In 1959, the Army Corps of Engineers set up Camp Century — a network of tunnels underneath Greenland's frozen surface. By 1962, the site was a full-time hub for Project Iceworm, a plan to establish a "subsurface railway" servicing 600 buried ballistic missiles. At any given time, between 85 and 200 soldiers lived and worked in the Arctic base. A nuclear reactor powered the site.
When the army abandoned Camp Century in 1967, it left behind a lot of waste, some of it radioactive, beneath the ice. Assuming that barren northwestern Greenland would lie frozen forever, it didn't seem worth the effort and expense to haul it all away.
A new paper in the journal Geophysical Research Letters shows that was not the wisest decision.
The pace of climate change in the Arctic has far exceeded that in the rest of the world. The researchers found that meltwater around Camp Century exceeds the annual freeze, meaning that eventually all that waste will end up exposed.
It could happen within just 88 years of melting at the current rate.
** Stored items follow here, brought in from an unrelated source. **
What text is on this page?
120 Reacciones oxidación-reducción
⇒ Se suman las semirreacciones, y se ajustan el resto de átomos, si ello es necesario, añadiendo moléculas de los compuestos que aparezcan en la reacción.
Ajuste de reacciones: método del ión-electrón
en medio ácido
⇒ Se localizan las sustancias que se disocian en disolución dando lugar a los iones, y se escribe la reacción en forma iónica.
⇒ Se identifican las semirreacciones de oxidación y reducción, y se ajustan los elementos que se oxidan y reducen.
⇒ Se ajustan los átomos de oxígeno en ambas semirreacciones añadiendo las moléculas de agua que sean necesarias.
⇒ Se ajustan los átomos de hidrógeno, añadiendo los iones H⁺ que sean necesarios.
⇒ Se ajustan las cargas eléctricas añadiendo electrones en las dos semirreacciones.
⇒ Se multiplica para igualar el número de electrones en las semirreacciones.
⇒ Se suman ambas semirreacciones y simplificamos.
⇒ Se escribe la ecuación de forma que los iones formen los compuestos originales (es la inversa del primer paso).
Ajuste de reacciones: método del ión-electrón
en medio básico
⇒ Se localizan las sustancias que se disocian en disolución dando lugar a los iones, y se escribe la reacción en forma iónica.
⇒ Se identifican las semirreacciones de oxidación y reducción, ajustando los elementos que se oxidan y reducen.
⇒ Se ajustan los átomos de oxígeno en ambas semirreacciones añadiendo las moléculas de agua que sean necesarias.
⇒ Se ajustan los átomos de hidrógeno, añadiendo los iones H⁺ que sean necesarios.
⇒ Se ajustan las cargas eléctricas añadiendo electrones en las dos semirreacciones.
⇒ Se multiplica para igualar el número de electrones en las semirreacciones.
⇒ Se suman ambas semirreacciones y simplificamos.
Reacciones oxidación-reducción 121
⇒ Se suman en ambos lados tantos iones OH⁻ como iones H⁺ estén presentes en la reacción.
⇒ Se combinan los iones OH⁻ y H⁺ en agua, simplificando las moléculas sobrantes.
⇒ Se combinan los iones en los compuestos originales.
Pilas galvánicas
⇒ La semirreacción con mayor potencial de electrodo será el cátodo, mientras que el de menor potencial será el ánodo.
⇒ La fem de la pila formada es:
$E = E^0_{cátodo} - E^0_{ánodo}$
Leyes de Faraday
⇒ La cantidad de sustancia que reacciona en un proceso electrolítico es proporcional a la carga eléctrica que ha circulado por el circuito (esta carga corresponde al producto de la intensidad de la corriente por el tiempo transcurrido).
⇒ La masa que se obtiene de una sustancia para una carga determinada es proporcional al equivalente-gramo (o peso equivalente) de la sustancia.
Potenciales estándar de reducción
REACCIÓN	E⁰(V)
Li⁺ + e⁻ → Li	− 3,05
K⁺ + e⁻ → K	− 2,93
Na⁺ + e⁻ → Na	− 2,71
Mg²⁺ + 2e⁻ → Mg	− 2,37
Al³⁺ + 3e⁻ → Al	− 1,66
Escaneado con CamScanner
"The question is whether it’s going to come out in hundreds of years, in thousands of years, or in tens of thousands of years," James White, a University of Colorado climate scientist who did not work on the study, said in a press release. "This stuff was going to come out anyway, but what climate change did was press the gas pedal to the floor and say, 'it’s going to come out a lot faster than you thought.'"
An inventory of waste at the base found that in addition to the nuclear material at the site, building materials, oil, and years' worth of "grey water"— that is, sewage — pose a significant environmental hazard. And it's still unclear whether the US or Denmark, the country that controls Greenland, will take responsibility for handling the problem.
Ironically, Camp Century was one of the first sites where researchers began to bring climate science into the modern era. In 1964, Willi Dansgaard was allowed to examine ice cores drilled at the site and used them to show that ice cores capture memories of our planet's climate history.